Tavares hasn’t just grown as a leader over that time. He’s grown as a hockey player and a person. Streit remembers when the “knock” on Tavares was his skating, so Tavares sought out skating instructor Dawn Braid to help him improve his stride. Three years later, NHL.com’s Dan Rosen wrote a story about how Tavares had earned a reputation as one of the strongest skaters in the league.
“When he came into the league everyone was talking about his skating and now he’s one of the better skaters in the league,” Streit said. “He worked so hard, so much that now his speed and his skill and his scoring touch are unique as a top player in this league. His skating improvement shows how much he cares, how much he wants to get better as a player. That’s one thing that’s never going to stop.”

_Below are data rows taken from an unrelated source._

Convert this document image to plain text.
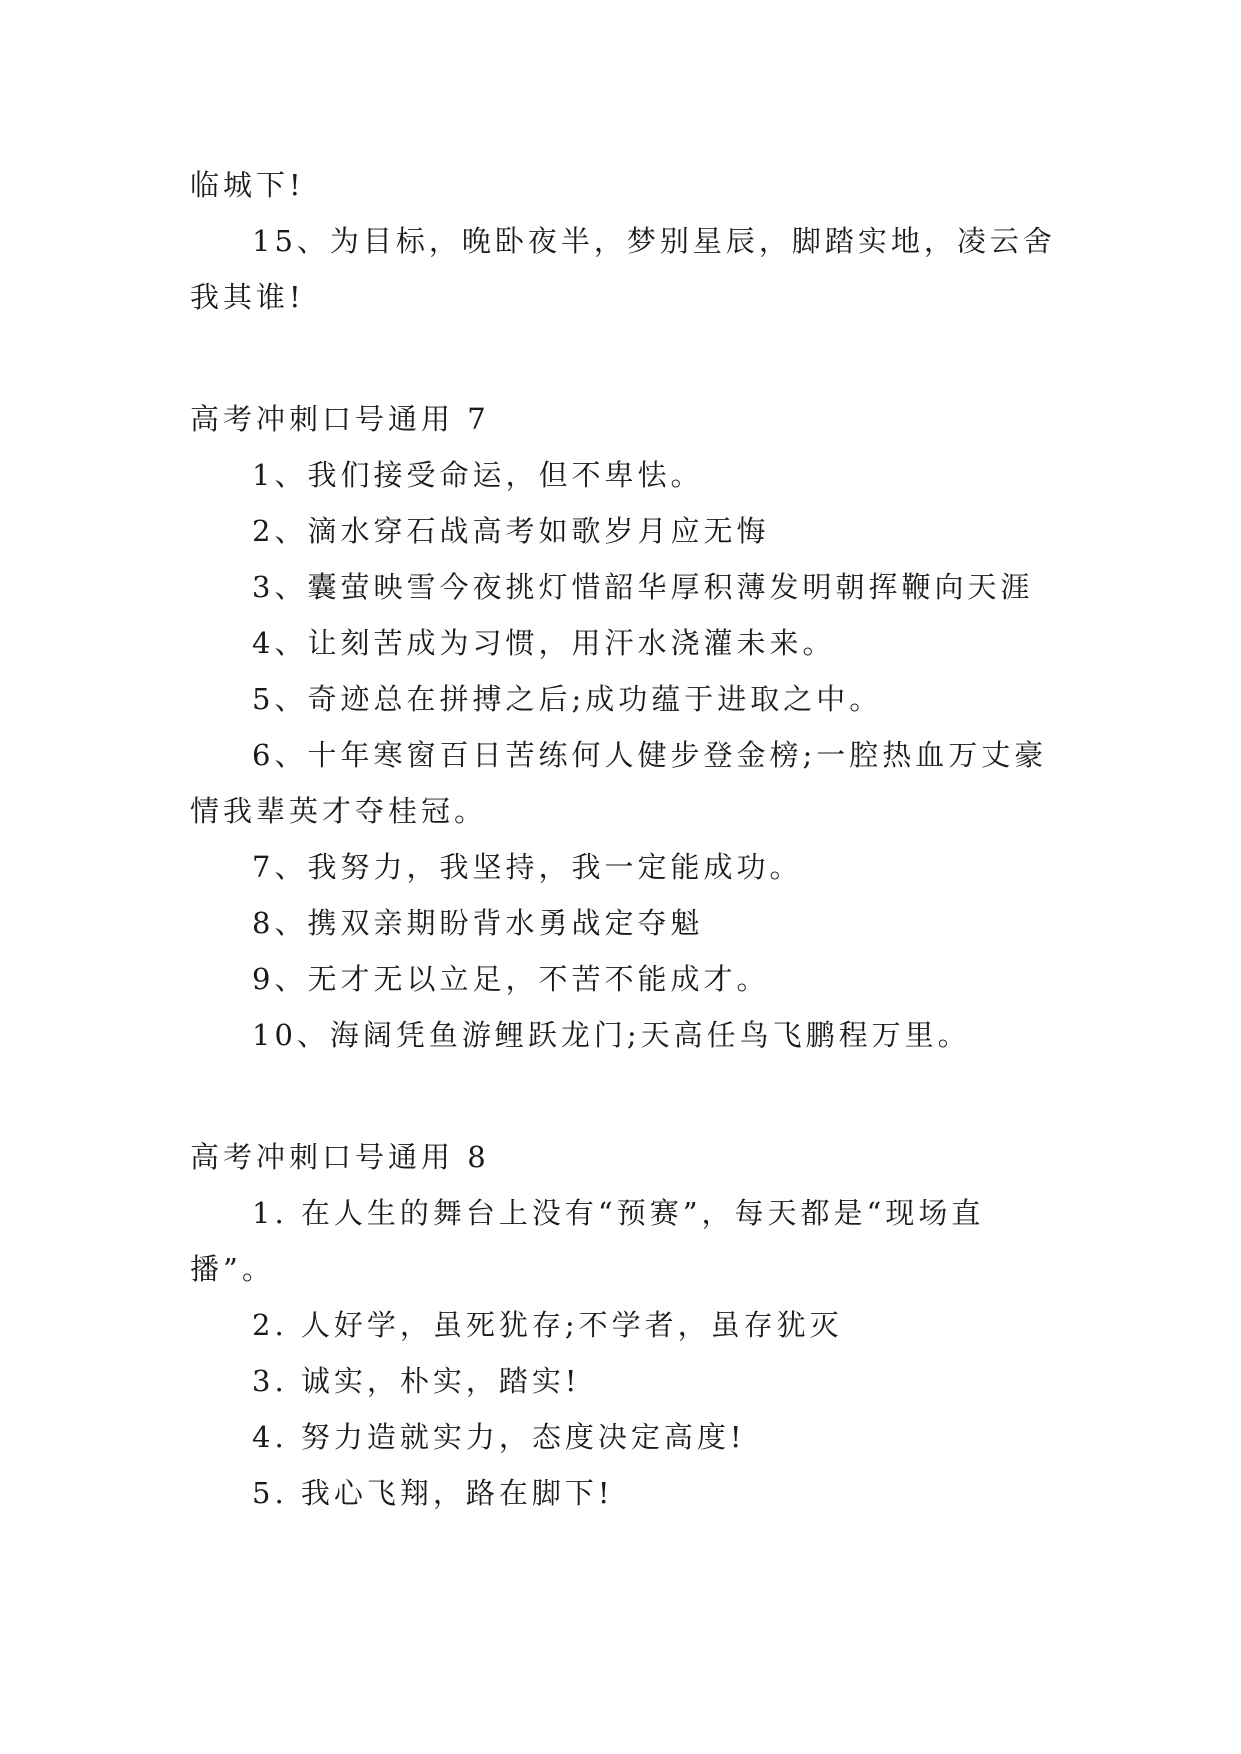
临城下!
15、为目标，晚卧夜半，梦别星辰，脚踏实地，凌云舍
我其谁!
高考冲刺口号通用 7
1、我们接受命运，但不卑怯。
2、滴水穿石战高考如歌岁月应无悔
3、囊萤映雪今夜挑灯惜韶华厚积薄发明朝挥鞭向天涯
4、让刻苦成为习惯，用汗水浇灌未来。
5、奇迹总在拼搏之后;成功蕴于进取之中。
6、十年寒窗百日苦练何人健步登金榜;一腔热血万丈豪
情我辈英才夺桂冠。
7、我努力，我坚持，我一定能成功。
8、携双亲期盼背水勇战定夺魁
9、无才无以立足，不苦不能成才。
10、海阔凭鱼游鲤跃龙门;天高任鸟飞鹏程万里。
高考冲刺口号通用 8
1. 在人生的舞台上没有“预赛”，每天都是“现场直
播”。
2. 人好学，虽死犹存;不学者，虽存犹灭
3. 诚实，朴实，踏实!
4. 努力造就实力，态度决定高度!
5. 我心飞翔，路在脚下!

Tavares’ desire to get better is fuelled by his high internal expectations. As much as the Islanders rely on him – Capuano said things would be “a lot different” without him – those expectations are dwarfed by his own. When he entered the league, Tavares spent most of his free time thinking about the next game and analyzing himself. He could get down if he wasn’t performing to his standards. Make no mistake, hockey is still first and foremost on his mind, but he’s learned how to be more even keeled and find a balance between hockey and life.
“He was serious,” Weight said of Tavares’ disposition when he entered the league. “It’s not allowed in my house to be too serious for too long, but he was focused. He’s still focused, but he’s learned the years are so long and there are so many games and it’s a grind and there’s going to be ups and downs that you have to relax and find some other interests away from the rink and get away from the game a bit. I think he’s done that, but definitely when he was 18 it was nothing but the next opponent, what am I doing wrong, how do I get better and he wanted to put a rush on all that.”
“At a young age it’s good, but if you want to play – I’m sure he wants to play 13-1400 games – it’ll wear you out.”
For now, the 25-year-old Tavares is at 500 games. If he plays at a similar pace, he’ll hit 1,000 in his early 30’s. That’s too far to look ahead for the Islanders captain, who’s more concerned with putting his name on the Stanley Cup, so he’ll enjoy the milestone today.
“It’s something you’re proud of,” Tavares said. “It means you’re getting older, but still hopefully a long way to go and I want to build on the first 500.”